Photo by Autumn Walter |CIGAR| With a world full of misconceptions, the Gender and Sexuality Center is hoping to bring students together to learn about the LGBTQ+ community.
Safe Zone is a training workshop that is provided by the Gender and Sexuality Center on campus that dedicates time to educating people about the Lesbian, Gay, Bisexual, Transexual, Queer/questioning and others (LGBTQ+), community,
Amanda Self, a graduate assistant who coordinates and facilitates the Safe Zone workshops, said that the LGBTQ+ community is strong and alive at the University of Rhode Island and that they want to make the University’s campus more “safer and more inclusive.”
“It’s definitely important because a lot of people have misconceptions about the LGBTQ community, or do not understand different aspects of it,” Self said. “So I think knowledge is power.”
This training workshop has been utilized by many different leadership positions on campus. Resident advisors and tutors, for example, are required to go through the training. Orientation leaders also take advantage of this educational program, as well as outside community members. Greek Life also utilizes Safe Zone, as there are multiple workshops being planned for them.
Although these are the most frequent people who request the training, Safe Zone isn’t limited to these groups. Students, staff, faculty and everyone on campus can partake in a Safe Zone workshop.
The training is facilitated in a two hour block, as this is because it is introductory. The facilitators go over terminology, different identities, the cycle of oppression, what coming out is like and how to be an ally.
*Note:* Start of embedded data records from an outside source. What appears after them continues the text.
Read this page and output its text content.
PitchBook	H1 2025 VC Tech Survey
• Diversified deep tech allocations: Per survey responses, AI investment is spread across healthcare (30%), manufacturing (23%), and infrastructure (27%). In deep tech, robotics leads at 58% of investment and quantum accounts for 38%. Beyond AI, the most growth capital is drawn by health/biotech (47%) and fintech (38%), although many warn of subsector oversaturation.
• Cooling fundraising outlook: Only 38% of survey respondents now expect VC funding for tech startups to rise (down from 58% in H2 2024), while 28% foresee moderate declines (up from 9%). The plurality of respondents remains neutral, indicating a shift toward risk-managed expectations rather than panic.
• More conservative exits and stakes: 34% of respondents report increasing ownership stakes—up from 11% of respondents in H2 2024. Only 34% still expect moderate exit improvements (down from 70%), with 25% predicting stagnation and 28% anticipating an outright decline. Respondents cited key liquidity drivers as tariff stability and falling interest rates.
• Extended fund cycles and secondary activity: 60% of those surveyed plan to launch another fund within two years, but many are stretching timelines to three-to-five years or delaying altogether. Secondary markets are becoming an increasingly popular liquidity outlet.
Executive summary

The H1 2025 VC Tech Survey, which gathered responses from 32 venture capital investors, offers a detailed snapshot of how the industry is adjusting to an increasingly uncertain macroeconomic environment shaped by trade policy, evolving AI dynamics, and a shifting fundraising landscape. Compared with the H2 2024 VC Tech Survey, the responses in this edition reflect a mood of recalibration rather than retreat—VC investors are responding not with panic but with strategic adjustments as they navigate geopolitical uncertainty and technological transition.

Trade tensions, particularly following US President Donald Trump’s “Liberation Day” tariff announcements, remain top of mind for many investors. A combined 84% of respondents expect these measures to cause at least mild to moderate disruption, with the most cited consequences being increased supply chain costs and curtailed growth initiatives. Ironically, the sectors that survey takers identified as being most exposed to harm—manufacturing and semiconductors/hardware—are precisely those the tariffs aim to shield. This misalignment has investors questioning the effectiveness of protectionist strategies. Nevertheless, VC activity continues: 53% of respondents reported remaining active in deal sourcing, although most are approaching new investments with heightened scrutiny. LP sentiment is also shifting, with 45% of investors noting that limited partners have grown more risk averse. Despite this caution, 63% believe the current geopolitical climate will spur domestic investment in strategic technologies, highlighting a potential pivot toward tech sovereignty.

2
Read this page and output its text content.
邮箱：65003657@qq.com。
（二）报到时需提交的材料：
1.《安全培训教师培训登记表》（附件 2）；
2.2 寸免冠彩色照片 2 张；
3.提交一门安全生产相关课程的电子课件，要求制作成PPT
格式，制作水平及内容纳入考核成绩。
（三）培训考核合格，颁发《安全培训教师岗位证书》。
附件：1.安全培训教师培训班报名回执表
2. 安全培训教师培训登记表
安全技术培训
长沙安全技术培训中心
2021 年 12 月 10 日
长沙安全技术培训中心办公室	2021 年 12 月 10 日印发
According to Self, the workshops are very educational and informative. Although the facilitators are talking a lot, they do show videos and hold small/large group conversations.
“It is as interactive as possible, while also trying to get a lot of information out to people,” Self said.
The Gender and Sexuality Center also holds two open trainings a semester. These open trainings are called the Safe Zone Blitz. There are six different Safe Zone tracks that are covered there, the original Safe Zone track and then five advanced tracks. The advanced tracks include trans identities, non binary identities, race and ethnicity, spirituality and religion and a facilitator track.
The Safe Zone Blitz consists of two workshops a day. On Monday, they focus on the original Safe Zone training, and Tuesday to Friday, the advanced tracks are covered. Unlike the trainings where people have to request a workshop, this week long event is open to the community.
If someone is interested in being Safe Zone trained, all they have to do is reach out. Only four people are needed to hold a workshop and it is capped at 50 people.
Self encourages everyone to do it since it is very rewarding. She stressed that “we just want everyone to feel safe at URI, so this is just one step.”